Page numbers are attributes of book layout that have nothing integral to do with the text. Yet, since the early conventions of printing, readers and writers habitually use them to indicate locations in a text. As scholars increasingly work with text both in print and on-line, this anomaly becomes more and more problematic.

Quite apart from electronics, any serious user of printed texts has at one time or another encountered the basic problem. In the critical essay you are reading, the author cites something interesting; you have the book on your shelf; oops, your edition is not the one the author cited. The page references do not work and you are left thumbing in frustrated hope that you can chance upon the cited text. The problem is simple: page references do not really address locations in a text, even though we habitually use them for that purpose. That is the basic confusion and its consequences are substantial.

Pages, and page numbers, are attributes of books, not the texts presented in books.
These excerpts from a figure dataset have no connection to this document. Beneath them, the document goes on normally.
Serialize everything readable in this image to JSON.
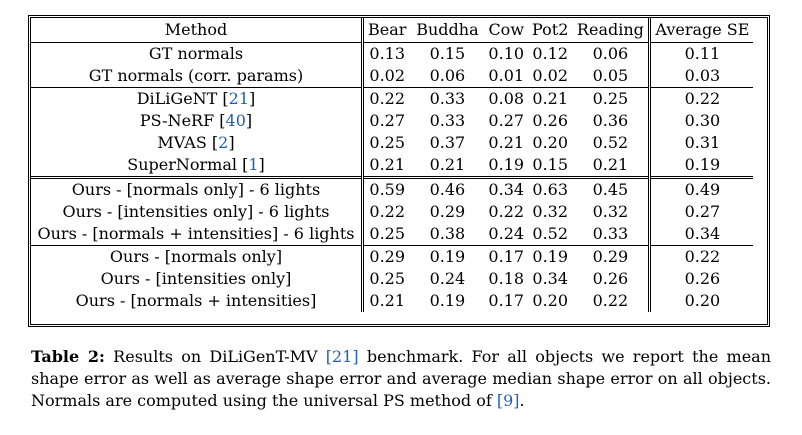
{
  "table": {
    "headers": [
      "Method",
      "Bear",
      "Buddha",
      "Cow",
      "Pot2",
      "Reading",
      "Average SE"
    ],
    "groups": [
      {
        "rows": [
          {
            "method": "GT normals",
            "cite": "",
            "values": [
              "0.13",
              "0.15",
              "0.10",
              "0.12",
              "0.06",
              "0.11"
            ]
          },
          {
            "method": "GT normals (corr. params)",
            "cite": "",
            "values": [
              "0.02",
              "0.06",
              "0.01",
              "0.02",
              "0.05",
              "0.03"
            ]
          }
        ]
      },
      {
        "rows": [
          {
            "method": "DiLiGeNT",
            "cite": "21",
            "values": [
              "0.22",
              "0.33",
              "0.08",
              "0.21",
              "0.25",
              "0.22"
            ]
          },
          {
            "method": "PS-NeRF",
            "cite": "40",
            "values": [
              "0.27",
              "0.33",
              "0.27",
              "0.26",
              "0.36",
              "0.30"
            ]
          },
          {
            "method": "MVAS",
            "cite": "2",
            "values": [
              "0.25",
              "0.37",
              "0.21",
              "0.20",
              "0.52",
              "0.31"
            ]
          },
          {
            "method": "SuperNormal",
            "cite": "1",
            "values": [
              "0.21",
              "0.21",
              "0.19",
              "0.15",
              "0.21",
              "0.19"
            ]
          }
        ]
      },
      {
        "rows": [
          {
            "method": "Ours - [normals only] - 6 lights",
            "cite": "",
            "values": [
              "0.59",
              "0.46",
              "0.34",
              "0.63",
              "0.45",
              "0.49"
            ]
          },
          {
            "method": "Ours - [intensities only] - 6 lights",
            "cite": "",
            "values": [
              "0.22",
              "0.29",
              "0.22",
              "0.32",
              "0.32",
              "0.27"
            ]
          },
          {
            "method": "Ours - [normals + intensities] - 6 lights",
            "cite": "",
            "values": [
              "0.25",
              "0.38",
              "0.24",
              "0.52",
              "0.33",
              "0.34"
            ]
          }
        ]
      },
      {
        "rows": [
          {
            "method": "Ours - [normals only]",
            "cite": "",
            "values": [
              "0.29",
              "0.19",
              "0.17",
              "0.19",
              "0.29",
              "0.22"
            ]
          },
          {
            "method": "Ours - [intensities only]",
            "cite": "",
            "values": [
              "0.25",
              "0.24",
              "0.18",
              "0.34",
              "0.26",
              "0.26"
            ]
          },
          {
            "method": "Ours - [normals + intensities]",
            "cite": "",
            "values": [
              "0.21",
              "0.19",
              "0.17",
              "0.20",
              "0.22",
              "0.20"
            ]
          }
        ]
      }
    ]
  },
  "caption": {
    "label": "Table 2:",
    "text_1": " Results on DiLiGenT-MV ",
    "cite_1": "[21]",
    "text_2": " benchmark. For all objects we report the mean shape error as well as average shape error and average median shape error on all objects. Normals are computed using the universal PS method of ",
    "cite_2": "[9]",
    "text_3": "."
  },
  "colors": {
    "citation": "#1f5fb4",
    "text": "#000000"
  }
}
Page numbers in texts are a major inconvenience in an environment in which readers will work with text both in print and on-line. Citations and quotations rely for the most part on elements of the text -- author, title, chapter divisions, the words of the text itself. A crucial part of the citation -- the actual location of the material cited -- depends on the edition, not the text, for we use page numbers to address locations in the text. With a few great works of religion, literature, and thought, standard page references have become established -- Plato, Republic, 492b, will take one to a key passage for understanding its educational theory regardless of edition. But the great majority of citations are edition dependent because we use pagination, unique to each edition, to specify the location in a text.
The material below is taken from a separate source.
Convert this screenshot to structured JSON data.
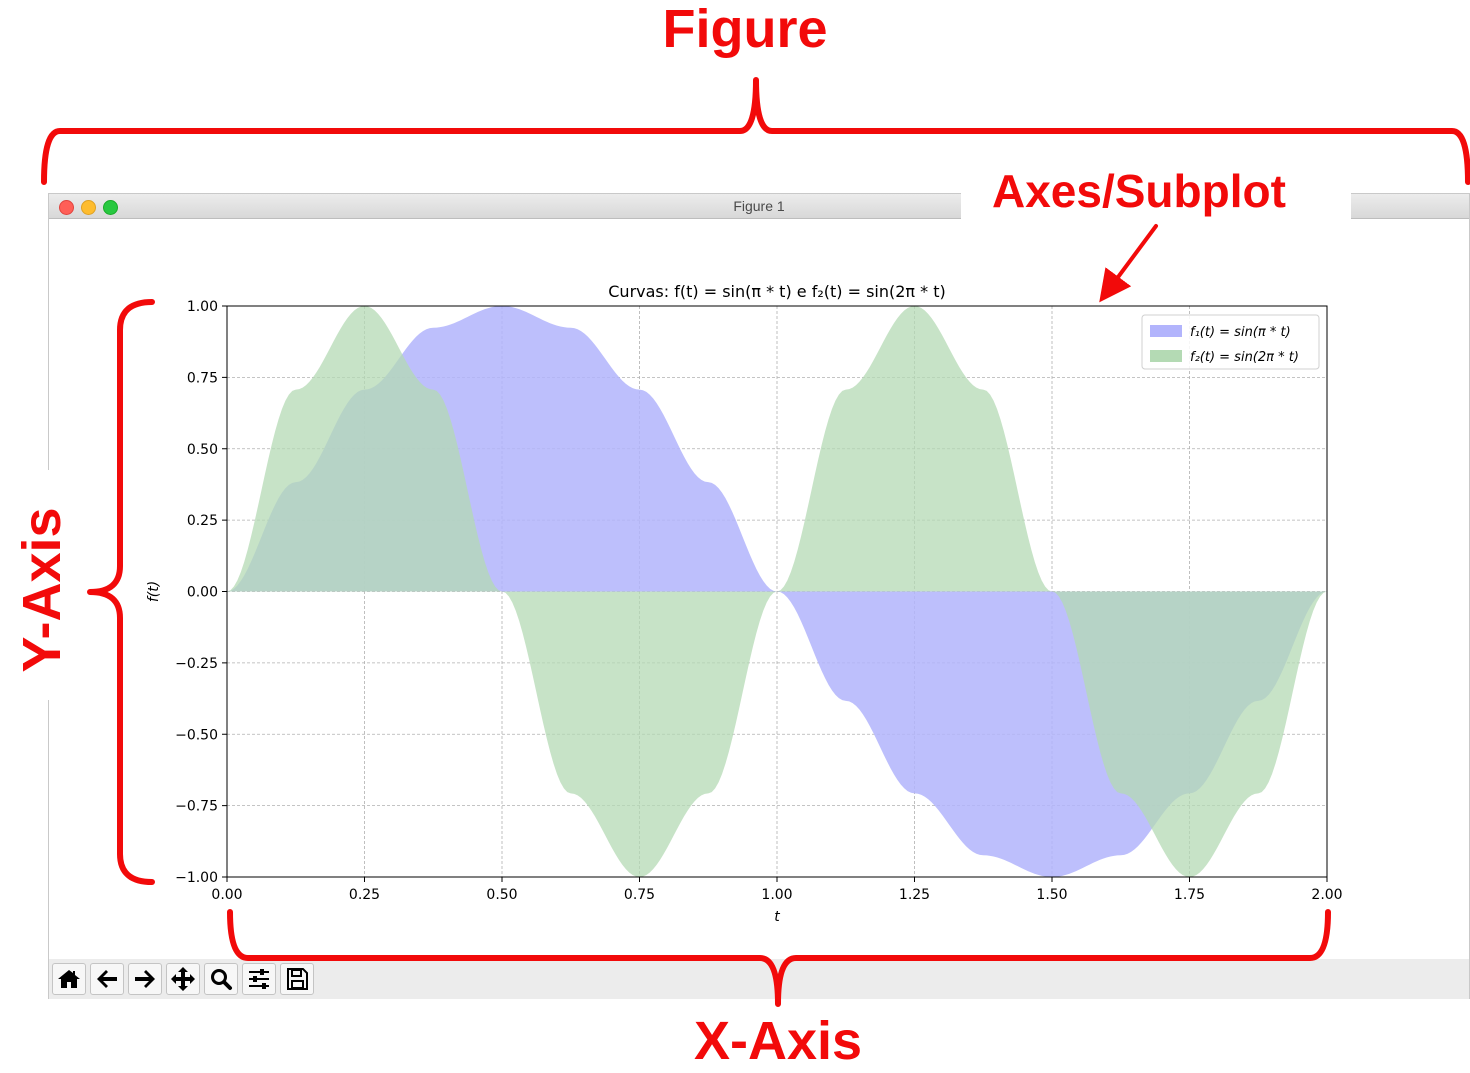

A simple alternative will assign each paragraph in a text a sequential number. Unlike the page number, the paragraph number is an attribute of the text and it will be thoroughly device and edition independent. With such numbering, a citation need give only author, title, and paragraph number. The citation should work for all versions of the text, whether it is in print or on-line, a first edition or an excerpted reprint. The technique is simple: a sequential number becomes an attribute of each paragraph and pagination drops from use. "Paragraph," of course, can broaden its base significance beyond written text here, referring, in addition to a distinct unit of thought in writing, to an image or composition in graphics, a sequence in animation, a shot in video, and a phrase in music. Creators should number their "paragraphs," whatever the medium. Power and Pedagogy prototypes these techniques.

Device independent referencing will benefit readers, whether they use printed or electronic texts. Most serious readers now have access to a computer and a good printer. With these tools, the dichotomy between printed and electronic media should breakdown. We talk about "printed books," but really what we mean by printed books are "pre-printed books." Before they are read, before they are sold, before they are even published and distributed, books get printed in quantity, usually with the full press run bound as well. This consumes much paper and labor, requiring substantial capital, and it creates bulk, costly to inventory and to ship, and then to shelve in bookstores and libraries. A significant portion of the cost of books arises from the practice of pre-printing them.

With device independent referencing, publishers can distribute books electronically via networks and disks, and readers can print those books and parts of books that they want to have in hard copy, in a form that suits their needs -- large type for one, big margins for another, even a synthesized audio reading for a third. With device independent referencing, each can cite the text in a way that works easily and accurately for all. Best of all, for those willing to work with electronic text, device independent referencing will enable readers to execute hyperlinks across complex networks without needing to know much about the location or format of the work they seek.